Koningin Máxima heeft donderdagochtend de Spaanse koningin Letizia meegenomen naar een instantie die voor Máxima heel belangrijk is: de organisatie MindUS. De koninginnen, vooral Letizia, hoorden bij LAB6 in Amsterdam over de inzet van de organisatie voor de mentale gezondheid van jongeren.
Directeur Frederieke Vriends en bestuurslid Arne Popma, die Máxima lachend “de founding mother” van MindUS noemden, verzorgden de introductie. Sinds de oprichting ongeveer twee jaar geleden is Máxima betrokken bij de organisatie en ze stelde haar Spaanse gast enthousiast voor aan de mensen van MindUS. De koningin en de organisatie kennen elkaar goed: Vriends vertelde dat zij en de koningin elkaar ongeveer twaalf keer per jaar zien.
Máxima vertelde enthousiast over de onderwerpen die haar na aan het hart liggen. “Maar in Nederland kennen we een gezegde: succes heeft vele vaders en moeders. Dus ik deed dit zeker niet alleen”, benadrukte ze tegen Letizia. “We luisteren veel naar de jongeren. Zij geven ons richting.” Ze vertelde Letizia ook dat er volgens haar meer aandacht moet komen voor meisjes met mentale problemen. “Over het algemeen gaat het slechter met meisjes dan met jongens, bijvoorbeeld door hoe ze zichzelf zien.”
Meer aandacht
Voor de Spaanse Letizia is mentale gezondheid zeker geen onbekend onderwerp. “Investeren in de geestelijke gezondheidszorg is de garantie voor een welvarendere, eerlijkere en rechtvaardigere toekomst voor alle mensen”, zei ze afgelopen oktober tijdens een bijeenkomst voor World Mental Health Day. “Omdat we allemaal beperkingen, wantrouwen, angsten en onzekerheden hebben, hebben we hulpmiddelen nodig om het leven aan te kunnen.”

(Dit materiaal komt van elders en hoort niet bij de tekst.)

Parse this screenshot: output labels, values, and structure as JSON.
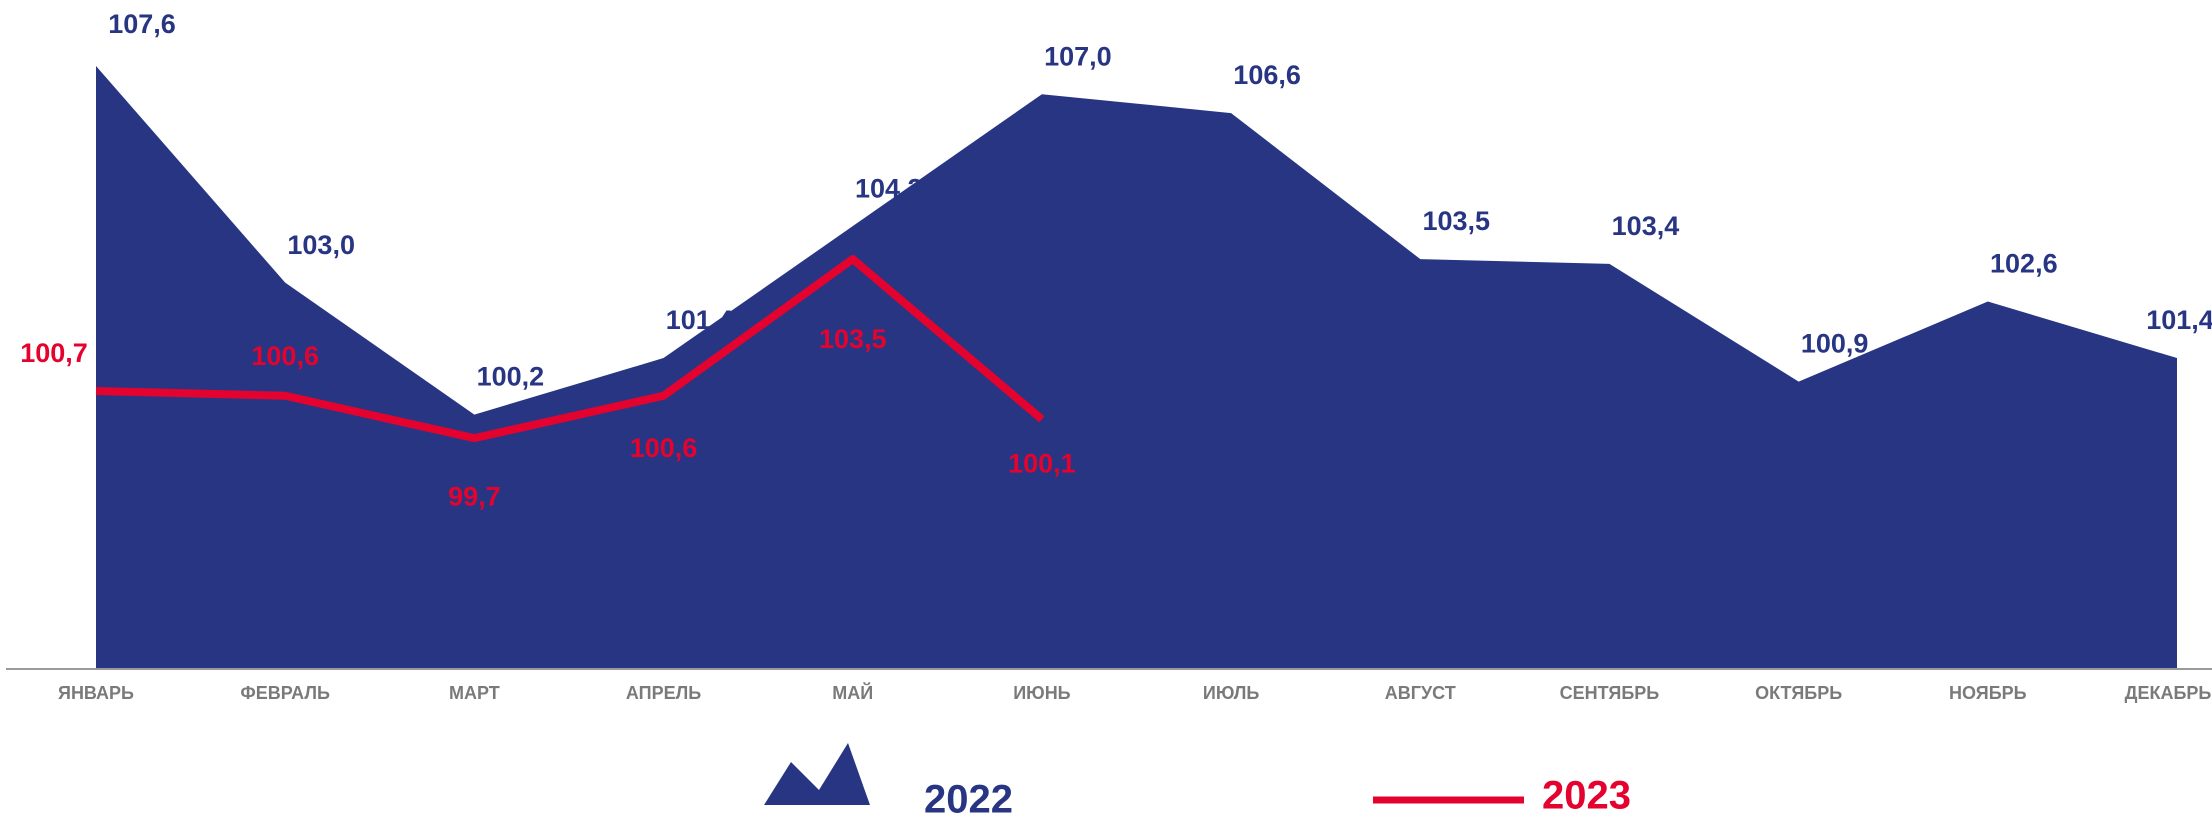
{
  "chart_data": {
    "type": "area_line",
    "categories": [
      "ЯНВАРЬ",
      "ФЕВРАЛЬ",
      "МАРТ",
      "АПРЕЛЬ",
      "МАЙ",
      "ИЮНЬ",
      "ИЮЛЬ",
      "АВГУСТ",
      "СЕНТЯБРЬ",
      "ОКТЯБРЬ",
      "НОЯБРЬ",
      "ДЕКАБРЬ"
    ],
    "ylim": [
      94.8,
      109
    ],
    "series": [
      {
        "name": "2022",
        "kind": "area",
        "color": "#283583",
        "values": [
          107.6,
          103.0,
          100.2,
          101.4,
          104.2,
          107.0,
          106.6,
          103.5,
          103.4,
          100.9,
          102.6,
          101.4
        ],
        "value_labels": [
          "107,6",
          "103,0",
          "100,2",
          "101,4",
          "104,2",
          "107,0",
          "106,6",
          "103,5",
          "103,4",
          "100,9",
          "102,6",
          "101,4"
        ]
      },
      {
        "name": "2023",
        "kind": "line",
        "color": "#e4032e",
        "values": [
          100.7,
          100.6,
          99.7,
          100.6,
          103.5,
          100.1,
          null,
          null,
          null,
          null,
          null,
          null
        ],
        "value_labels": [
          "100,7",
          "100,6",
          "99,7",
          "100,6",
          "103,5",
          "100,1",
          null,
          null,
          null,
          null,
          null,
          null
        ]
      }
    ]
  }
}
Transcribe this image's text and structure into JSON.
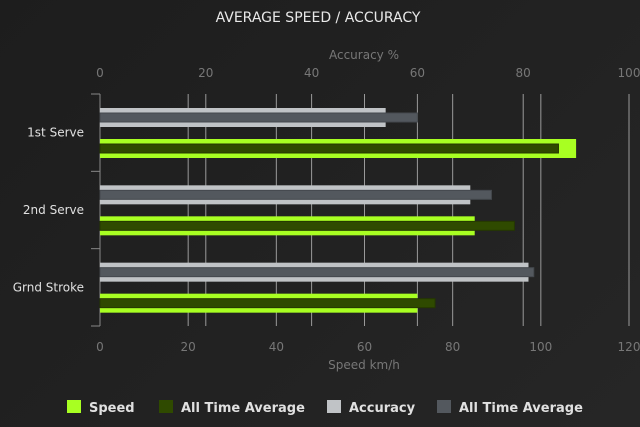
{
  "chart_data": {
    "type": "bar",
    "orientation": "horizontal",
    "title": "AVERAGE SPEED / ACCURACY",
    "categories": [
      "1st Serve",
      "2nd Serve",
      "Grnd Stroke"
    ],
    "x_top": {
      "label": "Accuracy %",
      "range": [
        0,
        100
      ],
      "ticks": [
        0,
        20,
        40,
        60,
        80,
        100
      ]
    },
    "x_bottom": {
      "label": "Speed km/h",
      "range": [
        0,
        120
      ],
      "ticks": [
        0,
        20,
        40,
        60,
        80,
        100,
        120
      ]
    },
    "grid": true,
    "legend_position": "bottom",
    "series": [
      {
        "name": "Speed",
        "axis": "speed",
        "color": "#a8ff22",
        "values": [
          108,
          85,
          72
        ]
      },
      {
        "name": "All Time Average",
        "axis": "speed",
        "color": "#2f4a00",
        "values": [
          104,
          94,
          76
        ]
      },
      {
        "name": "Accuracy",
        "axis": "accuracy",
        "color": "#c0c3c6",
        "values": [
          54,
          70,
          81
        ]
      },
      {
        "name": "All Time Average",
        "axis": "accuracy",
        "color": "#53585e",
        "values": [
          60,
          74,
          82
        ]
      }
    ]
  }
}
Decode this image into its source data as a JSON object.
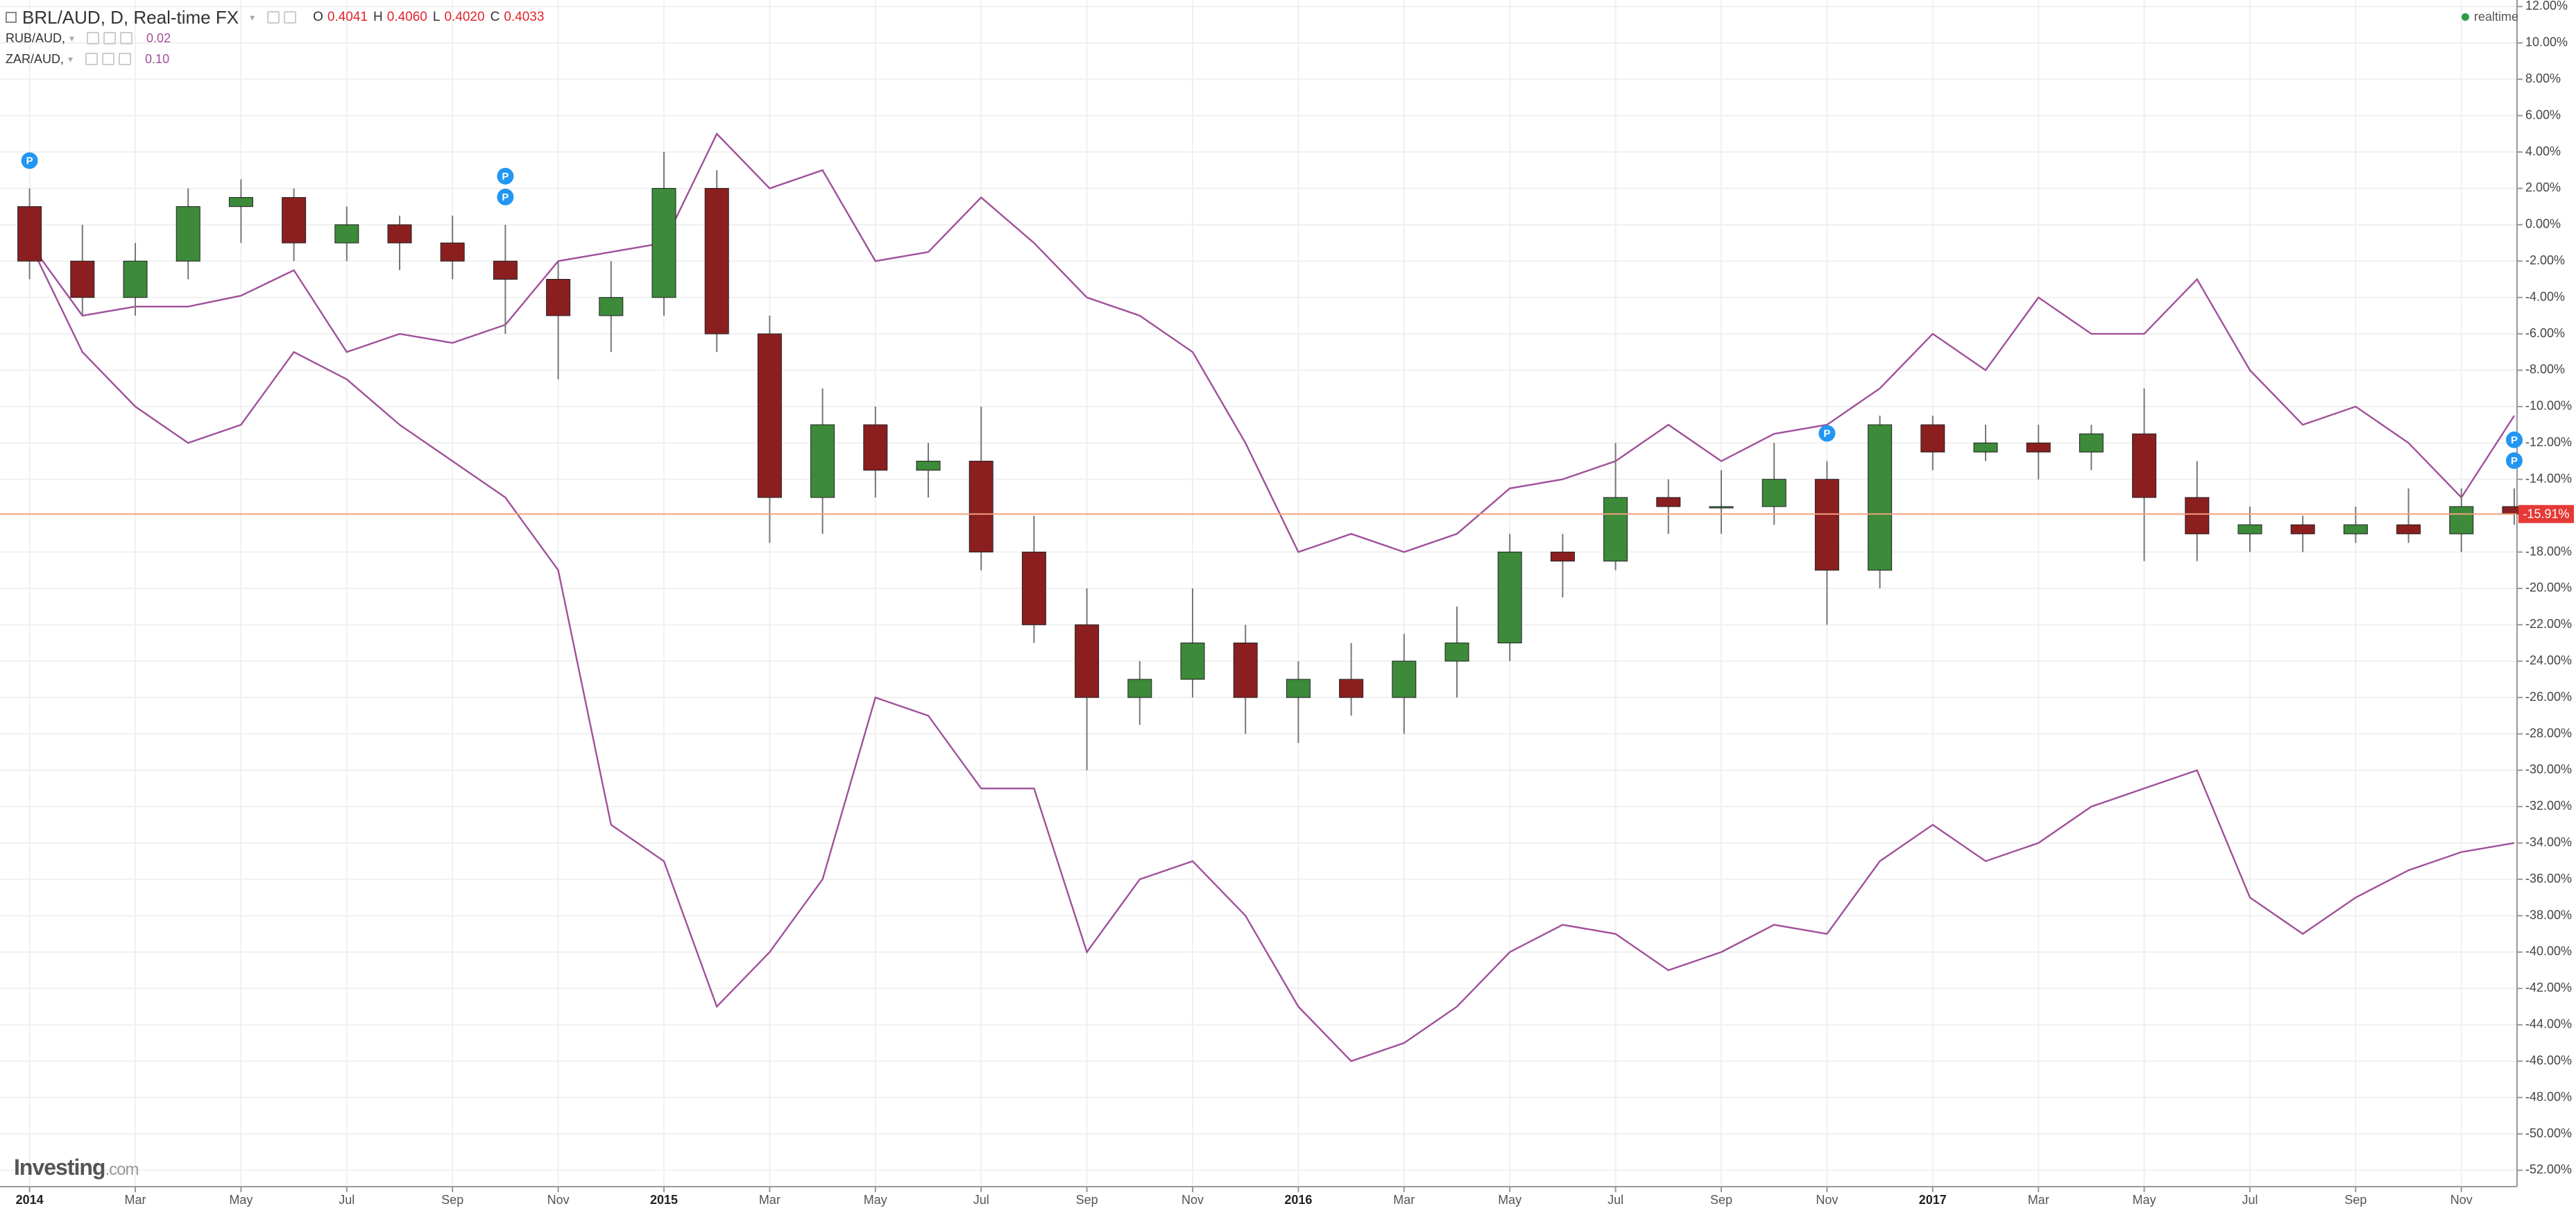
{
  "chart_data": {
    "type": "candlestick",
    "title": "BRL/AUD, D, Real-time FX",
    "ohlc_legend": [
      {
        "label": "O",
        "value": "0.4041"
      },
      {
        "label": "H",
        "value": "0.4060"
      },
      {
        "label": "L",
        "value": "0.4020"
      },
      {
        "label": "C",
        "value": "0.4033"
      }
    ],
    "ohlc_color": "#e0252b",
    "badge": "realtime",
    "logo": {
      "main": "Investing",
      "suffix": ".com"
    },
    "x": [
      "2014-01",
      "2014-02",
      "2014-03",
      "2014-04",
      "2014-05",
      "2014-06",
      "2014-07",
      "2014-08",
      "2014-09",
      "2014-10",
      "2014-11",
      "2014-12",
      "2015-01",
      "2015-02",
      "2015-03",
      "2015-04",
      "2015-05",
      "2015-06",
      "2015-07",
      "2015-08",
      "2015-09",
      "2015-10",
      "2015-11",
      "2015-12",
      "2016-01",
      "2016-02",
      "2016-03",
      "2016-04",
      "2016-05",
      "2016-06",
      "2016-07",
      "2016-08",
      "2016-09",
      "2016-10",
      "2016-11",
      "2016-12",
      "2017-01",
      "2017-02",
      "2017-03",
      "2017-04",
      "2017-05",
      "2017-06",
      "2017-07",
      "2017-08",
      "2017-09",
      "2017-10",
      "2017-11",
      "2017-12"
    ],
    "series": [
      {
        "type": "candlestick",
        "up_color": "#3c8a3a",
        "down_color": "#8b1f1f",
        "wick_color": "#777777",
        "open": [
          1,
          -2,
          -4,
          -2,
          1,
          1.5,
          -1,
          0,
          -1,
          -2,
          -3,
          -5,
          -4,
          2,
          -6,
          -15,
          -11,
          -13.5,
          -13,
          -18,
          -22,
          -26,
          -25,
          -23,
          -26,
          -25,
          -26,
          -24,
          -23,
          -18,
          -18.5,
          -15,
          -15.5,
          -15.5,
          -14,
          -19,
          -11,
          -12.5,
          -12,
          -12.5,
          -11.5,
          -15,
          -17,
          -16.5,
          -17,
          -16.5,
          -17,
          -15.5
        ],
        "high": [
          2,
          0,
          -1,
          2,
          2.5,
          2,
          1,
          0.5,
          0.5,
          0,
          -2,
          -2,
          4,
          3,
          -5,
          -9,
          -10,
          -12,
          -10,
          -16,
          -20,
          -24,
          -20,
          -22,
          -24,
          -23,
          -22.5,
          -21,
          -17,
          -17,
          -12,
          -14,
          -13.5,
          -12,
          -13,
          -10.5,
          -10.5,
          -11,
          -11,
          -11,
          -9,
          -13,
          -15.5,
          -16,
          -15.5,
          -14.5,
          -14.5,
          -14.5
        ],
        "low": [
          -3,
          -5,
          -5,
          -3,
          -1,
          -2,
          -2,
          -2.5,
          -3,
          -6,
          -8.5,
          -7,
          -5,
          -7,
          -17.5,
          -17,
          -15,
          -15,
          -19,
          -23,
          -30,
          -27.5,
          -26,
          -28,
          -28.5,
          -27,
          -28,
          -26,
          -24,
          -20.5,
          -19,
          -17,
          -17,
          -16.5,
          -22,
          -20,
          -13.5,
          -13,
          -14,
          -13.5,
          -18.5,
          -18.5,
          -18,
          -18,
          -17.5,
          -17.5,
          -18,
          -16.5
        ],
        "close": [
          -2,
          -4,
          -2,
          1,
          1.5,
          -1,
          0,
          -1,
          -2,
          -3,
          -5,
          -4,
          2,
          -6,
          -15,
          -11,
          -13.5,
          -13,
          -18,
          -22,
          -26,
          -25,
          -23,
          -26,
          -25,
          -26,
          -24,
          -23,
          -18,
          -18.5,
          -15,
          -15.5,
          -15.5,
          -14,
          -19,
          -11,
          -12.5,
          -12,
          -12.5,
          -11.5,
          -15,
          -17,
          -16.5,
          -17,
          -16.5,
          -17,
          -15.5,
          -15.91
        ]
      },
      {
        "type": "line",
        "name": "RUB/AUD,",
        "legend_value": "0.02",
        "color": "#a0509a",
        "values": [
          -1,
          -7,
          -10,
          -12,
          -11,
          -7,
          -8.5,
          -11,
          -13,
          -15,
          -19,
          -33,
          -35,
          -43,
          -40,
          -36,
          -26,
          -27,
          -31,
          -31,
          -40,
          -36,
          -35,
          -38,
          -43,
          -46,
          -45,
          -43,
          -40,
          -38.5,
          -39,
          -41,
          -40,
          -38.5,
          -39,
          -35,
          -33,
          -35,
          -34,
          -32,
          -31,
          -30,
          -37,
          -39,
          -37,
          -35.5,
          -34.5,
          -34
        ]
      },
      {
        "type": "line",
        "name": "ZAR/AUD,",
        "legend_value": "0.10",
        "color": "#a0509a",
        "values": [
          -1,
          -5,
          -4.5,
          -4.5,
          -3.9,
          -2.5,
          -7,
          -6,
          -6.5,
          -5.5,
          -2,
          -1.5,
          -1,
          5,
          2,
          3,
          -2,
          -1.5,
          1.5,
          -1,
          -4,
          -5,
          -7,
          -12,
          -18,
          -17,
          -18,
          -17,
          -14.5,
          -14,
          -13,
          -11,
          -13,
          -11.5,
          -11,
          -9,
          -6,
          -8,
          -4,
          -6,
          -6,
          -3,
          -8,
          -11,
          -10,
          -12,
          -15,
          -10.5
        ]
      }
    ],
    "ylim": [
      -52.9,
      12.36
    ],
    "yticks": [
      {
        "value": 12,
        "label": "12.00%"
      },
      {
        "value": 10,
        "label": "10.00%"
      },
      {
        "value": 8,
        "label": "8.00%"
      },
      {
        "value": 6,
        "label": "6.00%"
      },
      {
        "value": 4,
        "label": "4.00%"
      },
      {
        "value": 2,
        "label": "2.00%"
      },
      {
        "value": 0,
        "label": "0.00%"
      },
      {
        "value": -2,
        "label": "-2.00%"
      },
      {
        "value": -4,
        "label": "-4.00%"
      },
      {
        "value": -6,
        "label": "-6.00%"
      },
      {
        "value": -8,
        "label": "-8.00%"
      },
      {
        "value": -10,
        "label": "-10.00%"
      },
      {
        "value": -12,
        "label": "-12.00%"
      },
      {
        "value": -14,
        "label": "-14.00%"
      },
      {
        "value": -18,
        "label": "-18.00%"
      },
      {
        "value": -20,
        "label": "-20.00%"
      },
      {
        "value": -22,
        "label": "-22.00%"
      },
      {
        "value": -24,
        "label": "-24.00%"
      },
      {
        "value": -26,
        "label": "-26.00%"
      },
      {
        "value": -28,
        "label": "-28.00%"
      },
      {
        "value": -30,
        "label": "-30.00%"
      },
      {
        "value": -32,
        "label": "-32.00%"
      },
      {
        "value": -34,
        "label": "-34.00%"
      },
      {
        "value": -36,
        "label": "-36.00%"
      },
      {
        "value": -38,
        "label": "-38.00%"
      },
      {
        "value": -40,
        "label": "-40.00%"
      },
      {
        "value": -42,
        "label": "-42.00%"
      },
      {
        "value": -44,
        "label": "-44.00%"
      },
      {
        "value": -46,
        "label": "-46.00%"
      },
      {
        "value": -48,
        "label": "-48.00%"
      },
      {
        "value": -50,
        "label": "-50.00%"
      },
      {
        "value": -52,
        "label": "-52.00%"
      }
    ],
    "xticks": [
      {
        "value": "2014-01",
        "label": "2014"
      },
      {
        "value": "2014-03",
        "label": "Mar"
      },
      {
        "value": "2014-05",
        "label": "May"
      },
      {
        "value": "2014-07",
        "label": "Jul"
      },
      {
        "value": "2014-09",
        "label": "Sep"
      },
      {
        "value": "2014-11",
        "label": "Nov"
      },
      {
        "value": "2015-01",
        "label": "2015"
      },
      {
        "value": "2015-03",
        "label": "Mar"
      },
      {
        "value": "2015-05",
        "label": "May"
      },
      {
        "value": "2015-07",
        "label": "Jul"
      },
      {
        "value": "2015-09",
        "label": "Sep"
      },
      {
        "value": "2015-11",
        "label": "Nov"
      },
      {
        "value": "2016-01",
        "label": "2016"
      },
      {
        "value": "2016-03",
        "label": "Mar"
      },
      {
        "value": "2016-05",
        "label": "May"
      },
      {
        "value": "2016-07",
        "label": "Jul"
      },
      {
        "value": "2016-09",
        "label": "Sep"
      },
      {
        "value": "2016-11",
        "label": "Nov"
      },
      {
        "value": "2017-01",
        "label": "2017"
      },
      {
        "value": "2017-03",
        "label": "Mar"
      },
      {
        "value": "2017-05",
        "label": "May"
      },
      {
        "value": "2017-07",
        "label": "Jul"
      },
      {
        "value": "2017-09",
        "label": "Sep"
      },
      {
        "value": "2017-11",
        "label": "Nov"
      }
    ],
    "grid": true,
    "price_line": {
      "value": -15.91,
      "label": "-15.91%",
      "color": "#f2a07b",
      "label_color": "#e53935"
    },
    "events": [
      {
        "x": "2014-01",
        "label": "P"
      },
      {
        "x": "2014-10",
        "label": "P"
      },
      {
        "x": "2014-10",
        "label": "P"
      },
      {
        "x": "2016-11",
        "label": "P"
      },
      {
        "x": "2017-12",
        "label": "P"
      },
      {
        "x": "2017-12",
        "label": "P"
      }
    ]
  }
}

Het bezoek ging ook over de aandacht voor mentale gezondheid op scholen en de hoge cijfers rond dergelijke problemen bij jongeren. Letizia vroeg zich af of de genoemde cijfers specifiek over Nederland gingen of over de situatie wereldwijd. Voordat de organisatie van MindUS kon reageren, had Máxima haar antwoord al paraat: “Dit is wereldwijd. Maar in Nederland verdient het ook zeker meer aandacht.”